Review: Where Is This Getting Us? — Michael Winterbottom's "The Trip to Spain"

The third entry in the "Trip" franchise by Michael Winterbottom, Steve Coogan and Rob Brydon is delectable and ludicrously overwrought.
Jonathan Kiefer

The Trip to Spain

“Our gentleman was approximately fifty years old; his complexion was weathered, his flesh scrawny, his face gaunt, and he was a very early riser and a great lover of the hunt.” What the description lacks in flattery it redeems with comic affection. A few pages later, Cervantes’ Don Quixote (by way of Edith Grossman’s English translation) imagines describing himself, to a love interest, as “never sufficiently praised.” Can you picture Steve Coogan in the role? Gone bonkers from reading too many books, yearning for a campaign of romantic chivalry and publicly displayed valor, Quixote recruits his farmer neighbor Sancho Panza, “a good man…without much in the way of brains,” who, when promised an island, “left his wife and children and agreed to be his neighbor’s squire.” Here, how about Rob Brydon? Assuming you even know who he is.

It was Brydon, in 2010’s The Trip, who wryly described Coogan as “a British Don Quixote,” intending both compliment and critique. Now two sequels later, the duo and their director Michael Winterbottom have literalized that idea, in their mordant way, with The Trip to Spain. As in the first film and in 2014’s The Trip to Italy, Coogan and Brydon play glancingly satirized versions of themselves, traveling together by car among historic sites, dining in fine restaurants, and filing journalistic dispatches. This cursory pretext affords bonding by way of taking the piss, impersonating better-known Brits (and some Americans) whose fame they envy and admire, and brooding on—while also inevitably exacerbating—the shortcomings of their own professional and personal lives.

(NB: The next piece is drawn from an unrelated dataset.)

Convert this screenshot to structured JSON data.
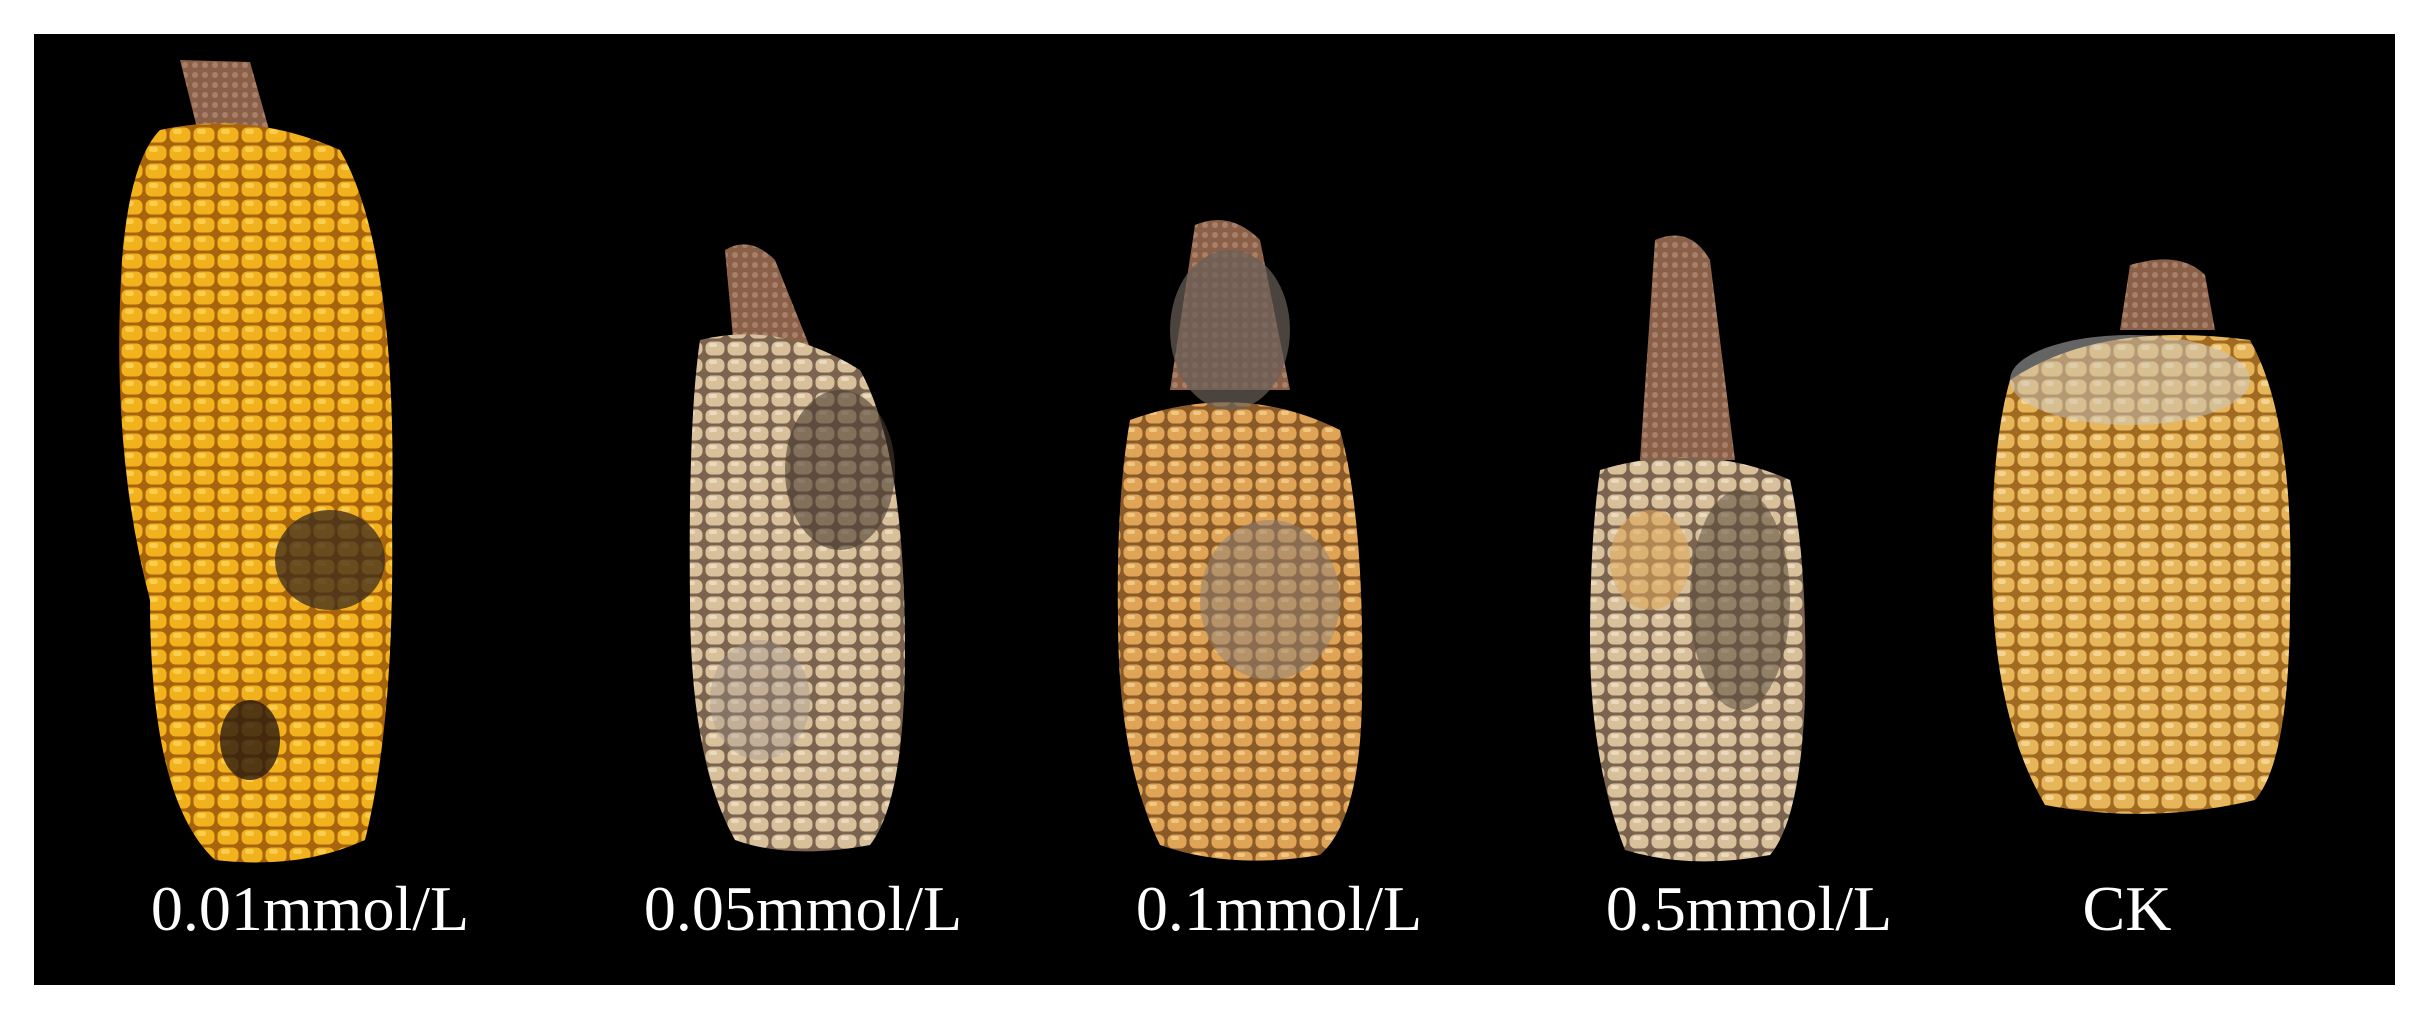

Winterbottom won’t be described as woke anytime soon, but his manner here is assuredly brisk. (Coogan, insisting he’s in his prime: “There’s a lot of gender swapping going on now in big roles. I could play Miss Jean Brodie.”) Meditation on aging and actorly narcissism can be a delicate art, particularly when involving that now forlornly unfashionable creature, the midlife heterosexual white man, unheroic after all and adrift in his privilege. Helpfully, maybe, the Coogan and Brydon characters hail from a long cultural line of tensely symbiotic twosomes: not just Quixote and Panza, but Laurel and Hardy, or Vladimir and Estragon, or Rosencrantz and Guildenstern. Or Scylla and Charybdis? Take your pick.

“You can’t have everything,” the men lament to each other over mouthfuls of fresh anchovies midway through their latest excursion. Then the discussion about having children later in life leads to dueling Mick Jagger impressions, which in turn leads to impressions of Mick Jagger doing an impression of their dueling Michael Caine impressions. Later, stakes rise as Winterbottom holds us hostage to some passive-aggressive brinksmanship between Coogan mansplaining about the Moors and Brydon impersonating Roger Moore. Like the luxe entrées presented to them throughout the journey, the whole scenario is at once delectable and ludicrously overwrought; it takes a certain frame of mind, but once in it you really can eat this stuff up.

How much longer it can go on is the higher-level question. Already it’s gone on longer than may be readily apparent—since even before the first Trip. Brydon showed up as a tactically occasional Coogan foil in Winterbottom’s 24 Hour Party People, in 2002, and then their vanity-joust coalesced as a through-line in his Tristram Shandy: A Cock and Bull Story, in 2005. In fact, it’s in Winterbottom’s aptly deconstructive riff on Laurence Sterne’s self-referential novel that we first heard Coogan approvingly describe Cervantes’ self-referential novel, as “post-modern before there was even a modern to be post of.” Though the Trip series boldly has veered into meta-abstraction, stripping away the encumbrance of a literary framework, there is something fitting about it all coming back to Don Quixote—a Cervantean idea that sometimes travel may be a manner of evasion, but then so parody may be a manner of purity.

Condensed into films from episodic TV shows, the Trip franchise is by now unabashedly a commercial calculation—saturated, albeit very drily, with self-awareness as regards the going through of motions. Though lauded by BAFTA in the comedy categories, the series over time has come to assume a tragic attitude. “Don’t you think everything’s melancholic once you get to a certain age?” Brydon had asked very sincerely back in Italy, and here in Spain awaits a purgatory of repeated confirmation. Even a jag of David Bowie singing to himself about deciding to follow Brydon on Twitter is as least as mournful as it is funny. And what is mortality, after all, if not the expression of an enjoyable premise proving itself unsustainable? The persistence of Winterbottom’s longitudinal Coogan-Brydon study becomes all the more affecting for its risk of wearing out an already dubious welcome. If not as wistfully evocative as a Richard Linklater project, or as bracing as one of Michael Apted’s mathematically recurrent sociologies, it will at least maintain the virtue of being genuinely quixotic.